Some studies find that SET are valid and reliable measures of teaching effectiveness [22,23].^{9} The contradictions among conclusions suggest that if SET are ever valid, they are not valid in general: universities should not assume that SET are broadly valid at their institution, valid in any particular department, or valid for any particular course. Given the many sources of bias in SET and the variability in magnitude of the bias by topic, item, student gender, and so on, as a practical matter it is impossible to adjust for biases to make SET a valid, useful measure of teaching effectiveness.

##### Summary

We used permutation tests to examine data collected by Boring [5] and MacNell et al. [6], both of which find that gender biases prevent SET from measuring teaching effectiveness accurately and fairly. SET are more strongly related to instructor’s perceived gender and to students’ grade expectations than they are to learning, as measured by performance on anonymously graded, uniform final exams. The extent and direction of gender biases depend on context, so it is impossible to adjust for such biases to level the playing field. While the French university data show a positive male student bias for male instructors, the experimental US setting suggests a positive female student bias for male instructors. The biases in the French university data vary by course topic; the biases in the US data vary by item. We would also expect the bias to depend on class size, format, level, physical characteristics of the classroom, instructor ethnicity, and a host of other variables.

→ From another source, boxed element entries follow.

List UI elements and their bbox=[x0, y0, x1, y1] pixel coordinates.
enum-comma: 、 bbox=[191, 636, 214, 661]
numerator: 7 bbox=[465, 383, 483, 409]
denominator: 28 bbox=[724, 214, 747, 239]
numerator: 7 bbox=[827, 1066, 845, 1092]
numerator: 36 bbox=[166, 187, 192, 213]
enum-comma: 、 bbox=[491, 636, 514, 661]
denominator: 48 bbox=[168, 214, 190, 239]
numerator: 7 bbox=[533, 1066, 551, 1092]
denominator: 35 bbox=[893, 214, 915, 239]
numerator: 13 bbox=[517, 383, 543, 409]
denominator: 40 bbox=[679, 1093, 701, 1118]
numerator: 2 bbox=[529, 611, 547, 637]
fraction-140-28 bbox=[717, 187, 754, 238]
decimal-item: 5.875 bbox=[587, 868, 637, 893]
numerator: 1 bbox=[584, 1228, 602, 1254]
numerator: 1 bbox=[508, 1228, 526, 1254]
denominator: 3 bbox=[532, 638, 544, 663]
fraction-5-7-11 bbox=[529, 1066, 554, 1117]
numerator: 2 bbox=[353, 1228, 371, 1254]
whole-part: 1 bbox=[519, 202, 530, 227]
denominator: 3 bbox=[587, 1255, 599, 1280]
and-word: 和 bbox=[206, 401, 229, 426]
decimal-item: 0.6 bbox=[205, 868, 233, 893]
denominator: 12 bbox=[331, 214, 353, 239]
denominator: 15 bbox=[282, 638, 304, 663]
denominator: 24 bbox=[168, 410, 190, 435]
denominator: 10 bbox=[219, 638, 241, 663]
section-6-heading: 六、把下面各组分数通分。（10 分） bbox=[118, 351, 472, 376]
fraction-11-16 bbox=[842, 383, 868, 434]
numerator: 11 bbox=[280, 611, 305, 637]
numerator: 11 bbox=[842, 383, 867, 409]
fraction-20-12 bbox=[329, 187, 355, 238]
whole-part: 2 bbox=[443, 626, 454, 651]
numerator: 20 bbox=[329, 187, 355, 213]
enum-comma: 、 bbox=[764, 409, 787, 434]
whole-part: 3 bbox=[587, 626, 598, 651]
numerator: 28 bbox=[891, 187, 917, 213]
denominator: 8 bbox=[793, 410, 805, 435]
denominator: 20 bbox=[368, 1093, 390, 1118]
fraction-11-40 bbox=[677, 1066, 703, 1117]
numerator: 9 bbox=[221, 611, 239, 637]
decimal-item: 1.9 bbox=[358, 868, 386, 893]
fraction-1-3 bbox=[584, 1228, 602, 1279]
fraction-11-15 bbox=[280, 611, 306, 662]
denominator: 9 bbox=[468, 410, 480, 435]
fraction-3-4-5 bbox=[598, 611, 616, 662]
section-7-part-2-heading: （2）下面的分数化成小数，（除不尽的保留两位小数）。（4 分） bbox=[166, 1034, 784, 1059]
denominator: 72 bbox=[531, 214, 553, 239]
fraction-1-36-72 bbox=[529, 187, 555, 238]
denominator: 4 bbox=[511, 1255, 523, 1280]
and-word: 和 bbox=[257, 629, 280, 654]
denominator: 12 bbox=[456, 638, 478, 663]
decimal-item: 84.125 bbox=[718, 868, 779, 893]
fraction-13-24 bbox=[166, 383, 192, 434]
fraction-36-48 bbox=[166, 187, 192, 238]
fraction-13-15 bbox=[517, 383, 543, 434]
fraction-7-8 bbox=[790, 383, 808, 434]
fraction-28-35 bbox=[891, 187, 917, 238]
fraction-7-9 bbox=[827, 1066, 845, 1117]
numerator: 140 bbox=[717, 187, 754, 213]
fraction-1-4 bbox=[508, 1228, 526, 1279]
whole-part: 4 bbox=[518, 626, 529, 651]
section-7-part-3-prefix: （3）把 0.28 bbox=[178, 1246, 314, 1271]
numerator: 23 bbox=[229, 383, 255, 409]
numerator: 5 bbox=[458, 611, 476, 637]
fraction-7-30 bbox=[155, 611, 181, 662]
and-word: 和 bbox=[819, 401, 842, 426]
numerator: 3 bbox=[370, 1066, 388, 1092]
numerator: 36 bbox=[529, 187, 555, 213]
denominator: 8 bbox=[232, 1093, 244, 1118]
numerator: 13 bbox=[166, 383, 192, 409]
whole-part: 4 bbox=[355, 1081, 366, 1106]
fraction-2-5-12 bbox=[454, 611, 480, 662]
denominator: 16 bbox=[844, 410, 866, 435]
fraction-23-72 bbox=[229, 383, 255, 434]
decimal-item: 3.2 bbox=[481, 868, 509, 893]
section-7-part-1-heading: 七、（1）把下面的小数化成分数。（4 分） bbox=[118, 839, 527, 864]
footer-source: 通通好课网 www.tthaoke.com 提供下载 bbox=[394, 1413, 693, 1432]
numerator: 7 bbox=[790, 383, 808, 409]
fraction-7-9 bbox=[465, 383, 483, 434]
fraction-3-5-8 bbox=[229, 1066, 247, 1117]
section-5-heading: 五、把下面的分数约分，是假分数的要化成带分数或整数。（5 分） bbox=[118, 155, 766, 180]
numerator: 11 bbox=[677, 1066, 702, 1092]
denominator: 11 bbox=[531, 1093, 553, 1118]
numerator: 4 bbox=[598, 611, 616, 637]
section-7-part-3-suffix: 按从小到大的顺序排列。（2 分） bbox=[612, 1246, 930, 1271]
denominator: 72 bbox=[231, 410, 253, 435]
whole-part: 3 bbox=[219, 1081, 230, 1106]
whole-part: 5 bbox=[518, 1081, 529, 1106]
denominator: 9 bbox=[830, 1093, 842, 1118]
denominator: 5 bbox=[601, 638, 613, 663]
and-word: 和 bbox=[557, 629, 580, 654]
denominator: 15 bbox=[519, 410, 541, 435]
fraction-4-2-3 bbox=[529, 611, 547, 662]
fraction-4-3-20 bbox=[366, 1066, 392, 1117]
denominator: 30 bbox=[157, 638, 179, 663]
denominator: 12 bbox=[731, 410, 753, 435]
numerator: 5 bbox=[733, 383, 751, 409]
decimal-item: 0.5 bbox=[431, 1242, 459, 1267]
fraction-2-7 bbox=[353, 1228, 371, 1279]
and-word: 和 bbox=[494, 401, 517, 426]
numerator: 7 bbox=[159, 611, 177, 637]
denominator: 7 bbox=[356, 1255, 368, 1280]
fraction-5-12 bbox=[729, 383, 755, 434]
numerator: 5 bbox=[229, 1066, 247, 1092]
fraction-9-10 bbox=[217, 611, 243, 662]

We do not claim that there is *no* connection between SET and student performance. However, the observed association is sometimes positive and sometimes negative, and in general is not statistically significant – in contrast to the statistically significant strong associations between SET and grade expectations and between SET and instructor gender. SET appear to measure student satisfaction and grade expectations more than they measure teaching effectiveness [4,7]. While student satisfaction may *contribute* to teaching effectiveness, it is not itself teaching effectiveness. Students may be satisfied or dissatisfied with courses for reasons unrelated to learning outcomes – and not in the instructor’s control (e.g., the instructor’s gender).

In the US, SET have two primary uses: instructional improvement and personnel decisions, including hiring, firing, and promoting instructors. We recommend caution in the first use, and discontinuing the second use, given the strong student biases that influence SET, even on “objective” items such as how promptly instructors return assignments.[6].^{10}

#### CONCLUSION

In two very different universities and in a broad range of course topics, SET measure students’ gender biases better than they measure the instructor’s teaching effectiveness. Overall, SET disadvantage female instructors. There is no evidence that this is the exception rather than the rule. Hence, the onus should be on universities that rely on SET for employment decisions to provide convincing affirmative evidence that such reliance does not have disparate impact on women, underrepresented minorities, or other protected groups. Because the bias varies by course and institution, affirmative evidence needs to be specific to a given course in a given department in a given university. Absent such specific evidence, SET should not be used for personnel decisions.